Many vegans strongly disagree with the ostrovegan movement. They say it should not matter if bivalves are incapable of feeling pain or not – veganism is about not eating any animals, and bivalves are animals. Another line of argument against ostroveganism is that we do not know enough to be sure whether bivalves feel pain. Vegans may choose to be cautious and not eat them for that reason.
Bivalve Mollusks and Pain
Bivalve molluscs do have nerves. However, they are void of any brain or any other central nervous system. This means that animals such as oysters, mussels, clams and scallops may react to threats, but in a way that is more like a nerve reflex.
The nerve pathway followed by a reflex action is called a reflex arc. For example, a simple reflex arc happens if we accidentally touch something hot. Receptors in the skin detect a stimulus (the change in temperature), and the reflex arc pulls the hand back before feeling any sensation of pain.
The idea is that, without a brain, the pain would never happen – it would be just a reflex. For bivalves, the reflexes occur, and their nerves are firing without a brain. As far as we know, a brain is needed to experience pain.
Bivalves Nutritional Benefits
Apart from the argument around whether bivalves can feel pain or not, there is the crucial point that there are some great nutritional benefits for vegans eating bivalves. Of course, a fully vegan diet can be healthy for many people, but some vital nutrients are harder to encompass and require a little more thought.
Some superfoods like spirulina powder can help vegans get the nutrients required for a healthy balanced diet. There is one essential vitamin that is usually only found in animal foods – vitamin B12. Long-term vegans often find they need to supplement vitamin B12, and bivalves offer a potential source.
Bivalves are also packed with protein and other vital nutrients such as zinc, omega-3 fatty acids, and heme iron (the iron found in animal products and blood). The heme iron found in bivalves is more readily absorbed than the non-heme iron found in plants. There are, of course, multivitamin options available, and many vegans prefer this route instead of eating bivalves.
Environmental Impact of Farming Bivalves
The vegan lifestyle can also encompass an awareness of how their diet affects the environment. So it is not just the pain experienced by the individual animals – it is the impact their food products can have on the planet.

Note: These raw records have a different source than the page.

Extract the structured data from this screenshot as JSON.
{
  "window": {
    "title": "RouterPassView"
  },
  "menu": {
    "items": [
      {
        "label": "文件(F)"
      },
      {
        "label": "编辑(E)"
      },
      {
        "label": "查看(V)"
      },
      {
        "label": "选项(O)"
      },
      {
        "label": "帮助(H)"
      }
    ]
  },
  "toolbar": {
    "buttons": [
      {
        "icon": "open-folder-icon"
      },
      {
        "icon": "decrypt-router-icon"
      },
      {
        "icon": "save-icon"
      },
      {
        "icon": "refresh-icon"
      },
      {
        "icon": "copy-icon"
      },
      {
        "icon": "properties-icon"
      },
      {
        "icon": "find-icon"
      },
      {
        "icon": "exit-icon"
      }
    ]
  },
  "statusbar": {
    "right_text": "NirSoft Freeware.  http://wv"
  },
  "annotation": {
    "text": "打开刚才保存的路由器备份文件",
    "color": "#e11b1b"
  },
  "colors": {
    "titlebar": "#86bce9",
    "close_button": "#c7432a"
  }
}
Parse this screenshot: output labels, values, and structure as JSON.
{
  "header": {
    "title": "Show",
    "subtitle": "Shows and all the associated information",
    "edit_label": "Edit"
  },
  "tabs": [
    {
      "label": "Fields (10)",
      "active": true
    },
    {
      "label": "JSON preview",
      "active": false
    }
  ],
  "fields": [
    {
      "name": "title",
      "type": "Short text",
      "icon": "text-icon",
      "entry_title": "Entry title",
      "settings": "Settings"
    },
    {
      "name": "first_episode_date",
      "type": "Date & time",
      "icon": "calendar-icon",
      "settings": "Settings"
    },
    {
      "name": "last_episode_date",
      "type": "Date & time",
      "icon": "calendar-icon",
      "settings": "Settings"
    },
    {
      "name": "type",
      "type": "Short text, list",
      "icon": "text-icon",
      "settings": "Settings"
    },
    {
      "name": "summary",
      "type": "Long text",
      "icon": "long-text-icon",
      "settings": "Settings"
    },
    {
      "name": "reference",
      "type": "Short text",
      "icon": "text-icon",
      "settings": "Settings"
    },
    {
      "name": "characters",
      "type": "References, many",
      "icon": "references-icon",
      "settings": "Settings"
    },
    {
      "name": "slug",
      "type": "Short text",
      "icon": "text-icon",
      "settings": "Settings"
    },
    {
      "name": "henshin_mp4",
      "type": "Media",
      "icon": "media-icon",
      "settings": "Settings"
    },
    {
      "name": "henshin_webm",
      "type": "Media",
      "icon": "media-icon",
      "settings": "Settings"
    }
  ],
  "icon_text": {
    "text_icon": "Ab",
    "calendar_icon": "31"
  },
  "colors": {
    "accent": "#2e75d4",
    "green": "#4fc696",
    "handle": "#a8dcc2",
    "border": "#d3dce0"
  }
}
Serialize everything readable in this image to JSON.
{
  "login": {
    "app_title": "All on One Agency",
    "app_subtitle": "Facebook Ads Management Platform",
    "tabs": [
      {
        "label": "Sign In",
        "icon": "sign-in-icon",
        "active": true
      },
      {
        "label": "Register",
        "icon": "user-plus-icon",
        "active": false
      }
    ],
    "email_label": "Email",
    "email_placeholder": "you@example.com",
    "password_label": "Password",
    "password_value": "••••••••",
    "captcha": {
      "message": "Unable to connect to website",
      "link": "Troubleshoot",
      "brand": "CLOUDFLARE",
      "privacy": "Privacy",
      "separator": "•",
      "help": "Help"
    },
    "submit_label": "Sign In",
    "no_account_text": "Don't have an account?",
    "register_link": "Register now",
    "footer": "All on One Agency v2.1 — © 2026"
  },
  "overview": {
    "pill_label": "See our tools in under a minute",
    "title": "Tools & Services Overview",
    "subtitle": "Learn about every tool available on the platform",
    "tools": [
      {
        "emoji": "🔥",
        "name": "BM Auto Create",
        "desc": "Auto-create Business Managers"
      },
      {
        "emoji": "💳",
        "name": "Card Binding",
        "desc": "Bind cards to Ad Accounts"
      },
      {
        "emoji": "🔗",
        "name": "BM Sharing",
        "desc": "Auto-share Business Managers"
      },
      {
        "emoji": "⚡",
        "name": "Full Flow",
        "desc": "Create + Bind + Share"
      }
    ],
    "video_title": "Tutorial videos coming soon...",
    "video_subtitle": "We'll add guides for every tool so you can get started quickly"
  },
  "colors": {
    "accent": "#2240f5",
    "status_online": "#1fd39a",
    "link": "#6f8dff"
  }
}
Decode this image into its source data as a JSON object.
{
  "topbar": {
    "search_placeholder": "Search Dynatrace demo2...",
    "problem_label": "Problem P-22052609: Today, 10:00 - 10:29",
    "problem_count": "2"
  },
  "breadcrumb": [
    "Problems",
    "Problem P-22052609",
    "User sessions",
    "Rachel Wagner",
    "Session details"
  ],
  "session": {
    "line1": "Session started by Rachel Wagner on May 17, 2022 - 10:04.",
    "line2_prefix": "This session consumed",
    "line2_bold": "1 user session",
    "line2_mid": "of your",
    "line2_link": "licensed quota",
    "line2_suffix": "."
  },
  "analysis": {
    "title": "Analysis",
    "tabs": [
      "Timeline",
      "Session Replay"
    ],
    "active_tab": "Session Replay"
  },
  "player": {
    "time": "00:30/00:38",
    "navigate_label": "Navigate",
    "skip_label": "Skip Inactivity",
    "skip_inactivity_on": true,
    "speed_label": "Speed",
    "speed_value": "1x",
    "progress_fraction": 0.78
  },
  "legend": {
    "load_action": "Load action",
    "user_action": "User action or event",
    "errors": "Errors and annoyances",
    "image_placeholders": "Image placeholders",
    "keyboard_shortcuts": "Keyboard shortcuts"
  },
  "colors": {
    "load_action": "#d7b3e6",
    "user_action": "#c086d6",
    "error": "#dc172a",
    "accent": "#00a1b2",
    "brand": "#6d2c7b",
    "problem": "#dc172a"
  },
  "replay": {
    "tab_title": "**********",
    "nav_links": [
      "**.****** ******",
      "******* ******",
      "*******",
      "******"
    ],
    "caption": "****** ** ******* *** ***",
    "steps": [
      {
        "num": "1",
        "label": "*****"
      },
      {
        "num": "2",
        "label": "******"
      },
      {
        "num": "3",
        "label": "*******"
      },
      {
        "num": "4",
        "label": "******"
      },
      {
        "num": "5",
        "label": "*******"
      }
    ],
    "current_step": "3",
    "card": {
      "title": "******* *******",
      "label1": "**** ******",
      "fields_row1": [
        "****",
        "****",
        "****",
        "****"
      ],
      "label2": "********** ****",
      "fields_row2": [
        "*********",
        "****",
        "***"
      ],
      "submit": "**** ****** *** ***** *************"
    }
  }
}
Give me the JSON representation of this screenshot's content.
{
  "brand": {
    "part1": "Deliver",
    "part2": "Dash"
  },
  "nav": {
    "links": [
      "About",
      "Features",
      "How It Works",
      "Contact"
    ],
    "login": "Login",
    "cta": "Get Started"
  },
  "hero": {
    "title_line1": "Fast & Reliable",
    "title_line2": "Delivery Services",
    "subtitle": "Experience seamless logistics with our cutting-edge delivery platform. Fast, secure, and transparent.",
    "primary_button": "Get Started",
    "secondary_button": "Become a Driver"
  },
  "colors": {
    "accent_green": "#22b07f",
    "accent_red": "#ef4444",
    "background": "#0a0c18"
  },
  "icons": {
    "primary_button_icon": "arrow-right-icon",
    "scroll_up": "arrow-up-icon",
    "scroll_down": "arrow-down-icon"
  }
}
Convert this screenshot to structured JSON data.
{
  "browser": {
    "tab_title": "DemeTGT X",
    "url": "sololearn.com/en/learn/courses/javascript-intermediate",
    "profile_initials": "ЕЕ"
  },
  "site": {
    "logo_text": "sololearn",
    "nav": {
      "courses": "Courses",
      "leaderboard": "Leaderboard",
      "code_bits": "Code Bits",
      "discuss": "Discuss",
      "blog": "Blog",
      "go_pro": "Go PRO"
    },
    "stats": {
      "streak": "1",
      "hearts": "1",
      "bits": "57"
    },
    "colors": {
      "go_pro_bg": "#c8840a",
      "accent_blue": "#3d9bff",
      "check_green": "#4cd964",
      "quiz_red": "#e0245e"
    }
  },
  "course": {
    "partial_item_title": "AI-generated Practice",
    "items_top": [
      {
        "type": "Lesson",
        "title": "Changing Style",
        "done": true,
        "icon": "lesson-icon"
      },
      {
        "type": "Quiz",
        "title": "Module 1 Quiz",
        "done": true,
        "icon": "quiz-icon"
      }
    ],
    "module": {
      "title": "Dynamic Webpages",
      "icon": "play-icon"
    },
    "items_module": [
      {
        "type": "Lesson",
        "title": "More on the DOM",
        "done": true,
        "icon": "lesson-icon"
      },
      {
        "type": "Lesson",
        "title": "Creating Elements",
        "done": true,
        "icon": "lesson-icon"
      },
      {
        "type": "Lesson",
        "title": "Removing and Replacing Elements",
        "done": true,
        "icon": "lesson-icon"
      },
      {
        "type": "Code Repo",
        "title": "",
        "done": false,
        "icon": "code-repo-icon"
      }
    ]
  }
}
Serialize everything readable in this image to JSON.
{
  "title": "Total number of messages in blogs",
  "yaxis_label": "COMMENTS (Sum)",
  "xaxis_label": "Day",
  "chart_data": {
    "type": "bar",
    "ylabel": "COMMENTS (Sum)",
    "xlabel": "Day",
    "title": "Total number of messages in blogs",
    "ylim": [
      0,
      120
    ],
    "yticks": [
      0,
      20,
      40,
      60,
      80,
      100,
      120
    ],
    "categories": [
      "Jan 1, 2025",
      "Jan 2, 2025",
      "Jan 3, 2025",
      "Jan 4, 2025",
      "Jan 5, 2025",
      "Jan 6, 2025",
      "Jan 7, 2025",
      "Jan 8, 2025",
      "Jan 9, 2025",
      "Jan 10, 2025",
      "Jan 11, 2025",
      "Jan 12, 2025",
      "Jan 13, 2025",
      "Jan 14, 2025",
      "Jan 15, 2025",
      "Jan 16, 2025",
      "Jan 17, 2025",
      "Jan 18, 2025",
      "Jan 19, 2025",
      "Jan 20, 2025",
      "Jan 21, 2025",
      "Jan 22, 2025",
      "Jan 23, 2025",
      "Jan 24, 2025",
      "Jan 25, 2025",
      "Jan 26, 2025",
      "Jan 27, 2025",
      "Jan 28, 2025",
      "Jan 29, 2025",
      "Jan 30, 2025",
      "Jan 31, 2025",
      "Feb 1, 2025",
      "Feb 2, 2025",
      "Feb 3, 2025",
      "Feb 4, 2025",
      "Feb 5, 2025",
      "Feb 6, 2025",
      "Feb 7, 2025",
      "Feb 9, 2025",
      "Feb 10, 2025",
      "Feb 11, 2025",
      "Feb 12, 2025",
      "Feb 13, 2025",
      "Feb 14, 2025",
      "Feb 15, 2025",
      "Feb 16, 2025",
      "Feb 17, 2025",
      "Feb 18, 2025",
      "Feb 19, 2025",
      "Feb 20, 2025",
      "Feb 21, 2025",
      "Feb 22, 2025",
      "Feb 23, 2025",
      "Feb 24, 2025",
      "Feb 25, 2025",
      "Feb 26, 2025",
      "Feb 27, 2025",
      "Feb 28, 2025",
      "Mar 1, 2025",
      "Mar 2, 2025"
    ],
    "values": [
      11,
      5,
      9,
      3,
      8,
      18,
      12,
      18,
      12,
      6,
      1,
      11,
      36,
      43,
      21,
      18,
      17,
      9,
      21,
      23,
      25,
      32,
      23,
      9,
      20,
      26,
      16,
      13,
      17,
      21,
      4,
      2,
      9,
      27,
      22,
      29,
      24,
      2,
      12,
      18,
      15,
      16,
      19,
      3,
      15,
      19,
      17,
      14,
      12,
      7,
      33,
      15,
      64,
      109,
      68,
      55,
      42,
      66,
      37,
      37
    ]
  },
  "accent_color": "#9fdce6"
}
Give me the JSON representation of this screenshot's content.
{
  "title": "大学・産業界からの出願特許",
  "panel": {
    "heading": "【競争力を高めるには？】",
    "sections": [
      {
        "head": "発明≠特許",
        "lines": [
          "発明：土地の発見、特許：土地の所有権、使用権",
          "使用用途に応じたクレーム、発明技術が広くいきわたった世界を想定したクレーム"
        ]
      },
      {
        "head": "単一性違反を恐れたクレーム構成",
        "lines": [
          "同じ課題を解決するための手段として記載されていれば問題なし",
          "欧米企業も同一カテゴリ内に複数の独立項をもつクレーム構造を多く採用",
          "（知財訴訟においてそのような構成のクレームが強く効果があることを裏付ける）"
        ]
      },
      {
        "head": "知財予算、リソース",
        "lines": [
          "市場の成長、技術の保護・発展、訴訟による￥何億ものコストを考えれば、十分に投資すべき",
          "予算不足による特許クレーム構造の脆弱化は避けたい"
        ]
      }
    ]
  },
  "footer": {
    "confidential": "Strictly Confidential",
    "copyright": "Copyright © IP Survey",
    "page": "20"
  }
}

Unfortunately, not all plant-based products are environmentally friendly, which results in some research needing to be done by eco vegans before purchasing food.
Bivalves such as oysters, mussels, and clams are not wild-caught – they are farmed instead. Many bivalve farms have received incredibly positive ratings from environmental groups such as the Environmental Defense Fund.
Unfortunately for vegan scallop lovers, they are more often caught wild. Furthermore, wild-caught scallops are collected via bycatch, resulting in other animals accidentally being caught and killed. Generally speaking, scallops are not as sustainable as other bivalves, so not as popular with vegans for moral reasons.
Some will argue that most vegans will eat yeast, so why should they not also eat bivalves. In addition, when it comes to debating whether it is “vegan” to eat oysters and mussels, some individuals have the point of view that sessile bivalves may as well be categorised as plants for all ethically relevant purposes.
Are vegans who choose to continue to exclude bivalves from their diet honouring the basic definition of an animal? Instead, they could consider the central vegan concept of sentience. Plants and yeast are alive, and vegans are happy to eat them. It can be debated that vegans are okay to eat live things which are not sentient – including bivalves.
Whatever route vegans take when deciding what to eat, they must ensure they get the nutrients needed to support a healthy diet. Spirulina benefits vegans in many ways and is an excellent addition to a green plant-based lifestyle.